A Big Corporate Tax Cut Simply Isn't Popular With Voters

iStockphoto/The Fiscal Times

President Trump keeps pushing for the corporate tax rate to be cut from 35 percent to 15 percent — a number he campaigned on — even as his advisers tell him that number can’t work. The “Big Six” team of White House and Congressional tax negotiators has reportedly set its sights on a rate between 20 percent and 25 percent.

“You can’t get to 15 percent, and anyone who has a back of an envelope can make that calculation,” one senior official working on tax reform told Politico. “And he may not like that truth, but it’s the truth. It’s just math.”

Related: Fact Checking Trump’s Claim That the US Is the ‘Highest Taxed Nation in the World’

Trump’s push faces another hurdle: popular opinion. A new poll by Politico and Morning Consult shows that most voters don’t think corporations need a big tax cut right now. About 60 percent of respondents said corporations pay too little in taxes, while only 34 percent agreed with Trump’s proposal to reduce the corporate tax rate from 35 percent to 15 percent.

The survey results are consistent with earlier data: A Gallup poll in April found that 67 percent of American adults say that corporations pay too little in taxes.

Taken together, the data suggests that both the president and Republicans seeking a 20 percent top corporate rate will have trouble generating much enthusiasm for a big corporate tax cut this fall.

Voters’ views on small business are notably different. About two thirds of respondents agree with the proposal to allow small business owners to pay a 15 percent tax rate, a big drop from the top personal tax rate of 39.6 percent that small business owners currently face.

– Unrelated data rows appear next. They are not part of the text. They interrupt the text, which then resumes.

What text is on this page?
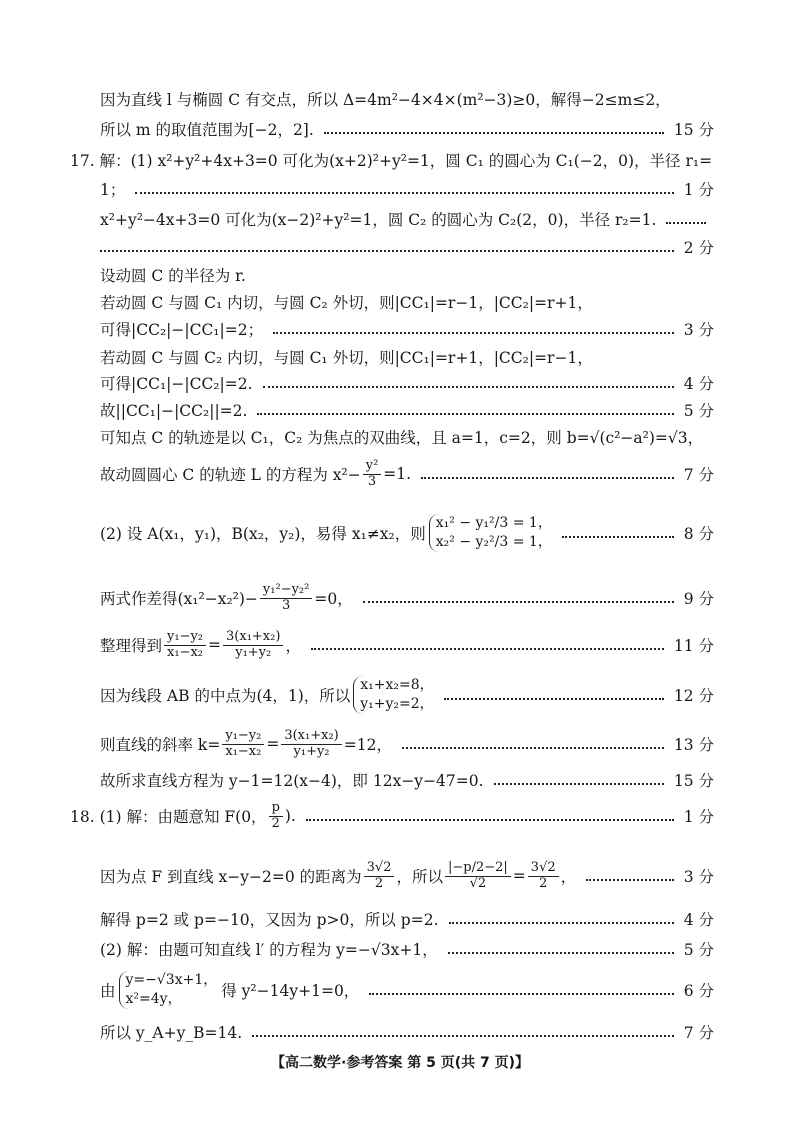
因为直线 l 与椭圆 C 有交点，所以 Δ=4m²−4×4×(m²−3)≥0，解得−2≤m≤2，
所以 m 的取值范围为[−2，2].	15 分
17. 解：(1) x²+y²+4x+3=0 可化为(x+2)²+y²=1，圆 C₁ 的圆心为 C₁(−2，0)，半径 r₁=
1；	1 分
x²+y²−4x+3=0 可化为(x−2)²+y²=1，圆 C₂ 的圆心为 C₂(2，0)，半径 r₂=1.
2 分
设动圆 C 的半径为 r.
若动圆 C 与圆 C₁ 内切，与圆 C₂ 外切，则|CC₁|=r−1，|CC₂|=r+1，
可得|CC₂|−|CC₁|=2；	3 分
若动圆 C 与圆 C₂ 内切，与圆 C₁ 外切，则|CC₁|=r+1，|CC₂|=r−1，
可得|CC₁|−|CC₂|=2.	4 分
故||CC₁|−|CC₂||=2.	5 分
可知点 C 的轨迹是以 C₁，C₂ 为焦点的双曲线，且 a=1，c=2，则 b=√(c²−a²)=√3，
故动圆圆心 C 的轨迹 L 的方程为 $x^2- \frac{\text{y²}}{3} =1$.	7 分
(2) 设 A(x₁，y₁)，B(x₂，y₂)，易得 x₁≠x₂，则
x₁² − y₁²/3 = 1，
x₂² − y₂²/3 = 1，	8 分
两式作差得$(x_1^2-x_2^2)- \frac{\text{y₁²−y₂²}}{3} =0$，	9 分
整理得到 $\frac{\text{y₁−y₂}}{\text{x₁−x₂}} = \frac{\text{3(x₁+x₂)}}{\text{y₁+y₂}}$ ，	11 分
因为线段 AB 的中点为(4，1)，所以
x₁+x₂=8，
y₁+y₂=2，	12 分
则直线的斜率 $k= \frac{\text{y₁−y₂}}{\text{x₁−x₂}} = \frac{\text{3(x₁+x₂)}}{\text{y₁+y₂}} =12$，	13 分
故所求直线方程为 y−1=12(x−4)，即 12x−y−47=0.	15 分
18. (1) 解：由题意知 F(0， $\frac{p}{2}$ ).	1 分
因为点 F 到直线 x−y−2=0 的距离为 $\frac{3√2}{2}$ ，所以 $\frac{|-p/2-2|}{√2} = \frac{3√2}{2}$ ，	3 分
解得 p=2 或 p=−10，又因为 p>0，所以 p=2.	4 分
(2) 解：由题可知直线 l′ 的方程为 y=−√3x+1，	5 分
由
y=−√3x+1，
x²=4y，	得 y²−14y+1=0，	6 分
所以 y_A+y_B=14.	7 分
【高二数学·参考答案 第 5 页(共 7 页)】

The earlier Gallup poll may help explain the difference. Fifty-one percent of respondents in the Gallup poll said that “middle-income people” currently pay too much in taxes, and the same percentage said that small businesses pay too much in the new Politico/Morning Consult poll. It may be that most Americans see small business owners as part of an overtaxed middle class.

Tax reformers will likely also face pushback as they look to eliminate deductions to offset the cost of lowering personal tax rates. The new poll found that just 40 percent backed eliminating itemized deductions besides those providing breaks for homeownership and charitable donations.

The Politico/Morning Consult survey of 1,993 voters was conducted between August 31 and September 3.